Asian American Pacific Islander Heritage Month Airman Spotlight

  • Published
  • By Story by Airman 1st Class Grace Riegel
  • 179th Airlift Wing Security Forces Squadron

May is Asian American Pacific Islander heritage month. Commemorative months such as this allow the Air Force the opportunity to highlight and celebrate the diversity in our ranks.

Airman First Class Angelito Ramos, from the 179th Airlift Wing Security Forces Squadron, is a first generation American. Both of Ramos’s parents were born and raised in the Philippines.

As a child Ramos recalls spending holidays with family in the Philippines.

“My heritage was celebrated the most on Christmas and New Years,” said Ramos. “We had certain traditions, change was thrown on us for wealth in the new year and on Christmas we attended mass as a family.”

Ramos said that no matter the situation, the holidays were spent with family. Ramos would travel back to the Philippines every year growing up but as an adult goes back to visit family every four years staying in touch using FaceTime calls.

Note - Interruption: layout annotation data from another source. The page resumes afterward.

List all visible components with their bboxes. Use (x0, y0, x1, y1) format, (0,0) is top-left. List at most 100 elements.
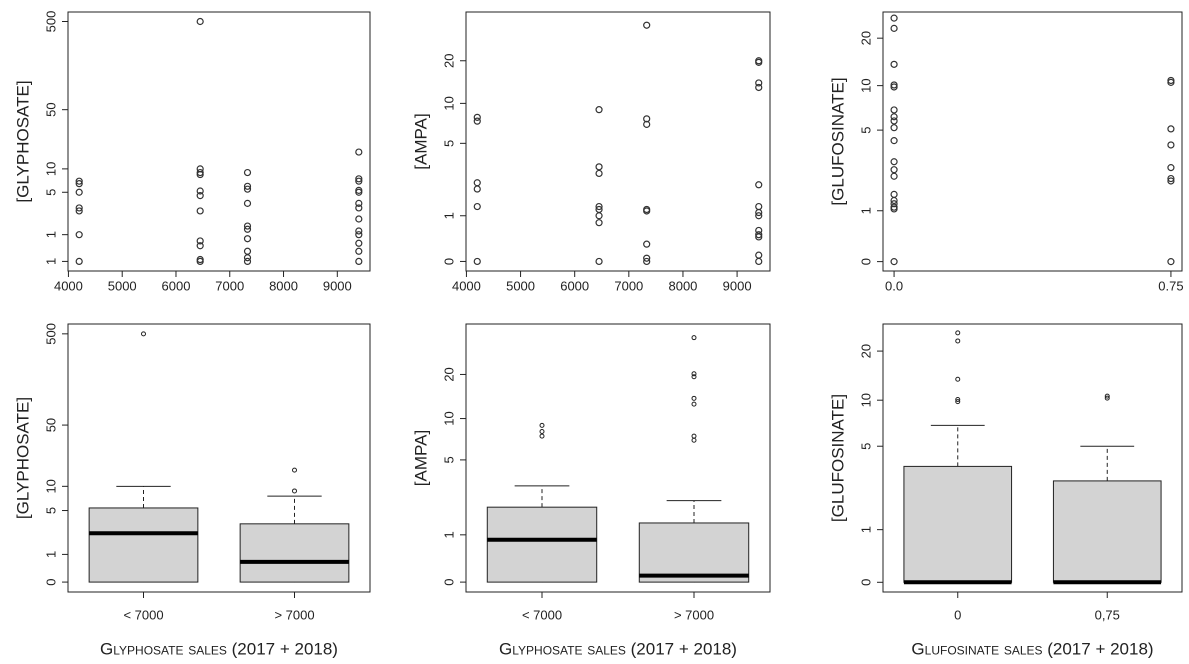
data-point (196, 257, 204, 266)
plot-frame (882, 11, 1183, 272)
y-tick-label: 1 (43, 231, 58, 238)
y-tick-label: 0 (858, 579, 873, 586)
y-tick-label: 1 (441, 531, 456, 538)
plot-frame (67, 323, 371, 593)
data-point (75, 180, 83, 188)
plot-frame (465, 323, 771, 593)
data-point (196, 242, 204, 250)
outlier (1104, 395, 1110, 401)
data-point (755, 251, 763, 259)
data-point (890, 190, 898, 198)
y-tick-label: 10 (43, 162, 58, 176)
x-axis-label: Glyphosate sales (2017 + 2018) (100, 639, 338, 658)
data-point (243, 225, 252, 233)
data-point (595, 219, 603, 227)
data-point (643, 120, 651, 128)
y-tick-label: 20 (441, 367, 456, 381)
data-point (196, 192, 204, 200)
data-point (75, 188, 83, 196)
data-point (355, 231, 363, 239)
data-point (890, 258, 898, 266)
data-point (890, 124, 898, 132)
data-point (355, 257, 363, 266)
data-point (473, 185, 481, 193)
x-tick-label: 9000 (323, 278, 352, 293)
outlier (955, 399, 961, 405)
data-point (1167, 164, 1175, 172)
x-tick-label: 9000 (723, 278, 752, 293)
box (638, 522, 750, 583)
data-point (890, 158, 898, 166)
data-point (473, 113, 481, 121)
data-point (755, 257, 763, 266)
data-point (890, 60, 898, 68)
y-tick-label: 20 (858, 31, 873, 45)
y-tick-label: 0 (43, 578, 58, 585)
data-point (355, 175, 363, 183)
y-tick-label: 50 (43, 418, 58, 432)
plot-frame (67, 11, 371, 272)
plot-frame (882, 323, 1183, 593)
data-point (355, 177, 363, 185)
data-point (890, 81, 898, 89)
box (1052, 480, 1162, 583)
data-point (643, 257, 651, 266)
data-point (196, 187, 204, 195)
x-axis-label: Glufosinate sales (2017 + 2018) (911, 639, 1153, 658)
y-tick-label: 10 (858, 78, 873, 92)
x-tick-label: > 7000 (274, 607, 314, 622)
y-tick-label: 10 (858, 393, 873, 407)
y-axis-label: [AMPA] (411, 113, 430, 169)
x-tick-label: 6000 (560, 278, 589, 293)
outlier (955, 376, 961, 382)
outlier (292, 467, 297, 473)
y-tick-label: 0 (441, 258, 456, 265)
y-axis-label: [GLYPHOSATE] (13, 397, 32, 519)
y-tick-label: 5 (441, 456, 456, 463)
data-point (243, 199, 252, 207)
data-point (890, 117, 898, 125)
outlier (539, 428, 545, 434)
x-tick-label: 0,75 (1095, 607, 1120, 622)
data-point (75, 204, 83, 212)
data-point (1167, 174, 1175, 183)
x-tick-label: 5000 (108, 278, 137, 293)
y-tick-label: 1 (43, 258, 58, 265)
data-point (243, 247, 252, 255)
y-tick-label: 1 (858, 207, 873, 214)
data-point (755, 231, 763, 239)
y-tick-label: 10 (441, 96, 456, 110)
data-point (243, 168, 252, 177)
data-point (243, 185, 252, 193)
data-point (643, 254, 651, 262)
x-tick-label: > 7000 (674, 607, 714, 622)
x-tick-label: 8000 (269, 278, 298, 293)
data-point (355, 215, 363, 223)
data-point (890, 106, 898, 114)
y-tick-label: 5 (43, 189, 58, 196)
y-tick-label: 500 (43, 11, 58, 33)
outlier (691, 371, 697, 377)
y-tick-label: 20 (858, 344, 873, 358)
data-point (196, 237, 204, 245)
data-point (890, 196, 898, 205)
y-axis-label: [GLUFOSINATE] (828, 394, 847, 522)
data-point (1167, 125, 1175, 133)
data-point (196, 17, 204, 26)
data-point (890, 205, 898, 213)
data-point (643, 240, 651, 248)
box (903, 465, 1013, 583)
x-tick-label: 0 (954, 607, 961, 622)
data-point (355, 204, 363, 212)
outlier (691, 433, 697, 439)
data-point (595, 106, 603, 114)
data-point (755, 83, 763, 92)
outlier (691, 437, 697, 443)
data-point (643, 21, 651, 29)
x-tick-label: 0.75 (1158, 278, 1183, 293)
data-point (355, 227, 363, 235)
data-point (1167, 177, 1175, 185)
data-point (755, 208, 763, 217)
data-point (473, 257, 481, 266)
outlier (691, 395, 697, 401)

“In the Philippines life is centered around your family,” stated Ramos.

Ramos recalls his parents being more strict than those of his friends in school.

“While other kids were allowed to have sleepovers and hang out,” said Ramos. “I wasn’t able to do that because it just wasn’t a part of our culture”

Ramos said that family dinners and nights at home with family were very important in his household. This focus gave Ramos a deep appreciation for his family relationship.

“Now at 21 years old my friends don’t eat dinner with their family,” Ramos said. “they will just eat on their own. Whenever I am home I eat with my family. No matter how old I get I will always keep that.”

Family was the biggest factor in Ramos’s upbringing.

After high school graduation Ramos branched out and went to college. Ramos said that going to school made him feel distant from his family. His grades started slipping and he was not fond of the choices of other students. Ramos’s father suggested the military would give him structure and a strong life path. Ramos said he saw the Air National Guard as an opportunity to remain close to family while having an exciting career.

After watching a security forces recruitment video Ramos felt sure of his decision to enlist. He wanted a physical job that would keep him on his feet while providing a tight knit work environment. Ramos says the emphasis his culture and parents put on family influenced him to seek close communities in his adult life.

“It seemed like security forces had a different kind of bond compared to other jobs,” said Ramos. “security forces felt like you were a part of a family.”

Ramos said that in basic training he saw his flight as a family, and treated them as such.
Many members of Ramos’ basic training flight moved with him after graduation to the same team in security forces technical training. Ramos says now that he has left training, his family of airmen keep in touch through a group chat, they check in on eachother often.

“We were taught in tech school that everyone can be different but when push comes to shove that other defenders will put their differences aside to make sure you come home,” said Ramos.

Ramos said being in the military and working with individuals of all backgrounds and heritages is interesting because even though everyone has a different upbringing, military members all work toward the same goal. Ramos said regardless of beliefs or upbringing military members have a way of putting differences aside to accomplish the goal together.

Ramos thanks his membership in the Ohio Air National Guard for playing a role in keeping his family relationship strong in his adult life. Ramos says that one day he plans to raise his kids around the same family values and continue to celebrate his Filipino heritage.